La vista de la mujer se desvió a una de las cabinas. Julia vió en ella a un hombre girado, escuchando sin mucho disimulo.

—No, cariño. Está en Palencia. Encarna está otra vez ingresada. ¿Te acuerdas de Encarna?

—Claro —mintió.

La mujer se parapetó de nuevo tras el mostrador, lanzando aún miradas irritadas hacia la cabina.

—¿Qué necesitas?

—Teresa me había encargado unos libros. ¿Puedes mirar si han llegado?

—Por supuesto, cariño. Espera aquí.

Desapareció en la trastienda y de inmediato, como si hubiera estado esperando, el desconocido se acodó en el mostrador demasiado pegado a ella.

—¿Eres del pueblo? —hablaba con voz monótona y aburrida, casi sin inflexiones—. No te había visto antes.

—Usted no lo es.

—No, bien visto —Una sonrisita poco sincera desmentía el halago—. ¿Conoces a la dueña?

—De toda la vida.

Julia se apartó un par de pasos y se giró, intentando cortar la conversación aun arriesgándose a parecer maleducada. No era solo que el tipo le pareciera impertinente, también olía fatal: un aroma químico, como la colonia barata cuando envejece en la piel.

—Tus libros han llegado, cariño. Teresa te los había dejado apuntados... —Se refrenó al ver al hombre junto a ella, luego siguió andando, casi desafiante—. Son estos, ¿verdad?

—Me marcho —interrumpió él—. ¿Le dirá a la dueña que me he pasado otra vez, y que me gustaría hablar con ella?

—Si, si. Cuando vuelva. Tenemos a un familiar enfermo, ¿sabe?

Julia entre tanto revisaba los libros. El de sagas era más grande y más bonito de lo que esperaba, con reproducciones de láminas en el interior. Estaba hojeándolo cuando, para su indignación, el tipo se lo quitó de las manos.

—¿Un idioma nórdico? —Lo examinó por ambos lados—. ¿Lo hablas?

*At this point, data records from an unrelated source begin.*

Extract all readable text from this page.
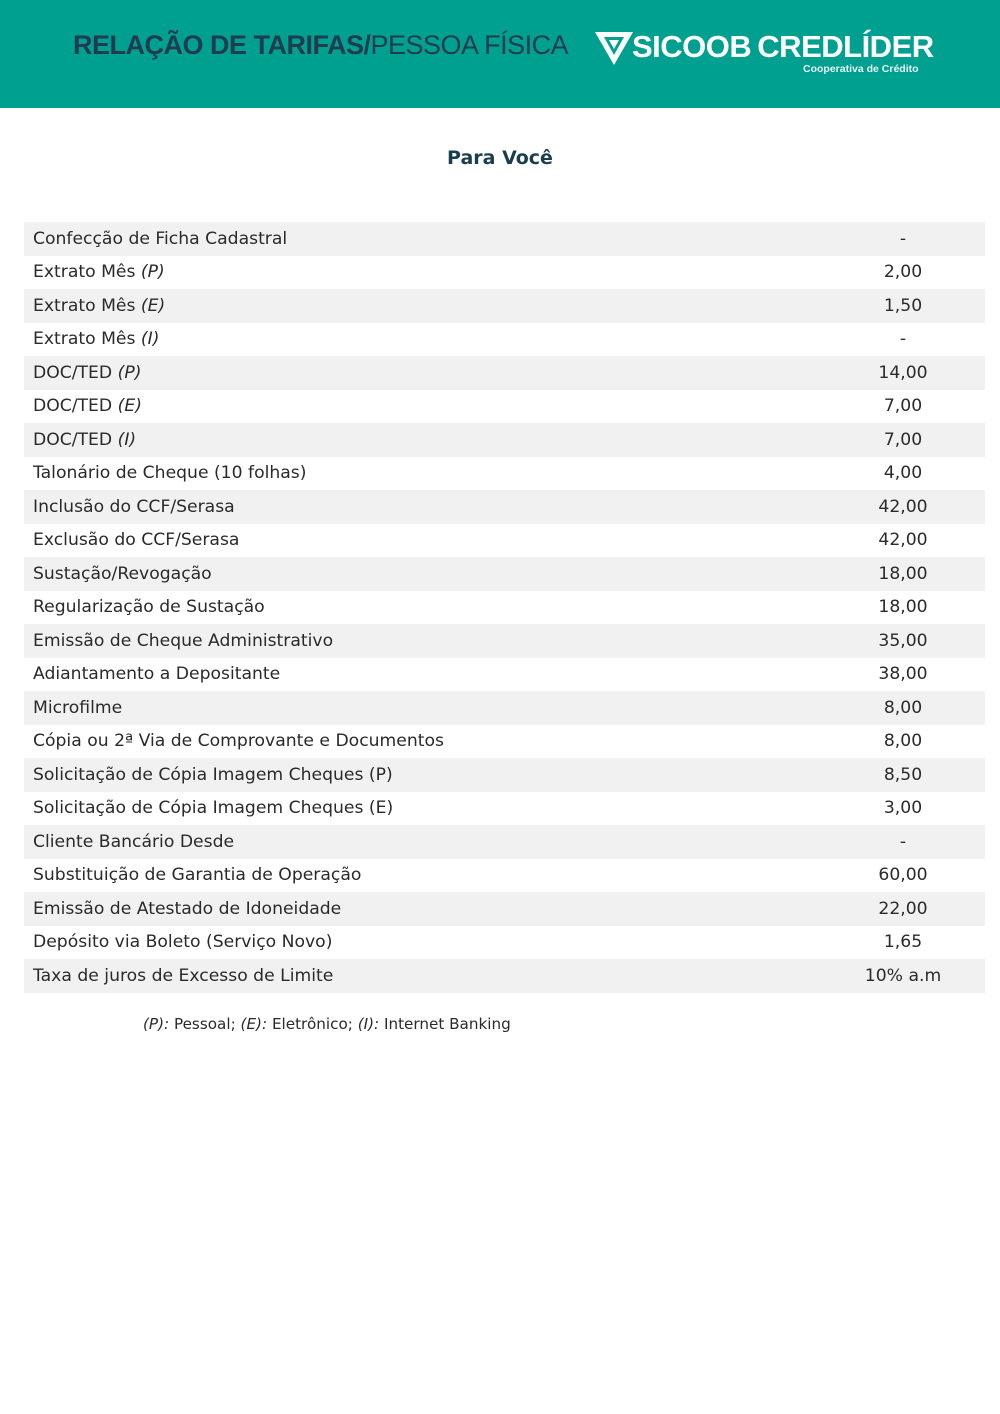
RELAÇÃO DE TARIFAS/PESSOA FÍSICA SICOOB CREDLÍDER
Cooperativa de Crédito
Para Você
Confecção de Ficha Cadastral	-
Extrato Mês (P)	2,00
Extrato Mês (E)	1,50
Extrato Mês (I)	-
DOC/TED (P)	14,00
DOC/TED (E)	7,00
DOC/TED (I)	7,00
Talonário de Cheque (10 folhas)	4,00
Inclusão do CCF/Serasa	42,00
Exclusão do CCF/Serasa	42,00
Sustação/Revogação	18,00
Regularização de Sustação	18,00
Emissão de Cheque Administrativo	35,00
Adiantamento a Depositante	38,00
Microfilme	8,00
Cópia ou 2ª Via de Comprovante e Documentos	8,00
Solicitação de Cópia Imagem Cheques (P)	8,50
Solicitação de Cópia Imagem Cheques (E)	3,00
Cliente Bancário Desde	-
Substituição de Garantia de Operação	60,00
Emissão de Atestado de Idoneidade	22,00
Depósito via Boleto (Serviço Novo)	1,65
Taxa de juros de Excesso de Limite	10% a.m
(P): Pessoal; (E): Eletrônico; (I): Internet Banking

Julia se lo arrebató de vuelta.

—¿Te importa mucho? Lo estoy estudiando. Nei significa "no". Ya mirare ahora como se dice "Y déjame en paz".

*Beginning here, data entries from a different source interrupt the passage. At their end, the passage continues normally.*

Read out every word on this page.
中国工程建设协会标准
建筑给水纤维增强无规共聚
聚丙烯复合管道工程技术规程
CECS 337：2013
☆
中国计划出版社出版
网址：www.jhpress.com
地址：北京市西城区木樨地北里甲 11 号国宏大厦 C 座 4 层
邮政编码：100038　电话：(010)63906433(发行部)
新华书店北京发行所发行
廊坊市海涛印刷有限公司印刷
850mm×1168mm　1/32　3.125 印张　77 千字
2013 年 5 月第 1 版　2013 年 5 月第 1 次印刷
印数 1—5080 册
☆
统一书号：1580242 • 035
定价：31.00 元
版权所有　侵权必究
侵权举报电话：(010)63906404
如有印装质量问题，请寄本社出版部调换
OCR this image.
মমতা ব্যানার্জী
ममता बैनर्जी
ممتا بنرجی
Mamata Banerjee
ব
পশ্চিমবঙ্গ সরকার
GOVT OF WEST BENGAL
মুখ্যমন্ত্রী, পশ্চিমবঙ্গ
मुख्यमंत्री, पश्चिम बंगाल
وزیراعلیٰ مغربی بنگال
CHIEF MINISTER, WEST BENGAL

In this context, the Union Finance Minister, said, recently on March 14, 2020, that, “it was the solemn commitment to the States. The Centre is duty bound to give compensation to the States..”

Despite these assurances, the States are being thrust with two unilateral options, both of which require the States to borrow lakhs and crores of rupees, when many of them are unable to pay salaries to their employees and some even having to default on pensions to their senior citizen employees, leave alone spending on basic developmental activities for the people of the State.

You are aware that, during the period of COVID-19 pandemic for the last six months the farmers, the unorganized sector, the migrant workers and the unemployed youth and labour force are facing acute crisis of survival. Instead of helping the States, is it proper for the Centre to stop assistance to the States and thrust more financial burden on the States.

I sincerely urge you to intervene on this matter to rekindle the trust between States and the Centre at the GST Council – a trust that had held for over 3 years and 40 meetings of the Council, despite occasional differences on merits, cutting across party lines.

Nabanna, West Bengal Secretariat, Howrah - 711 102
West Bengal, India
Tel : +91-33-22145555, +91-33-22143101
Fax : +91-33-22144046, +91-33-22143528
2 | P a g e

Él plegó una nueva sonrisa tan grande como falsa.

—Perdona. Te dejo entonces.

—¿Quién era ese imbécil? —preguntó Julia antes de que la puerta se cerrase, lo bastante alto como para asegurarse de que él la oía.

La tía de Teresa aguardó a que se alejase para contestar.

—De la policía. Uno de esos de Madrid.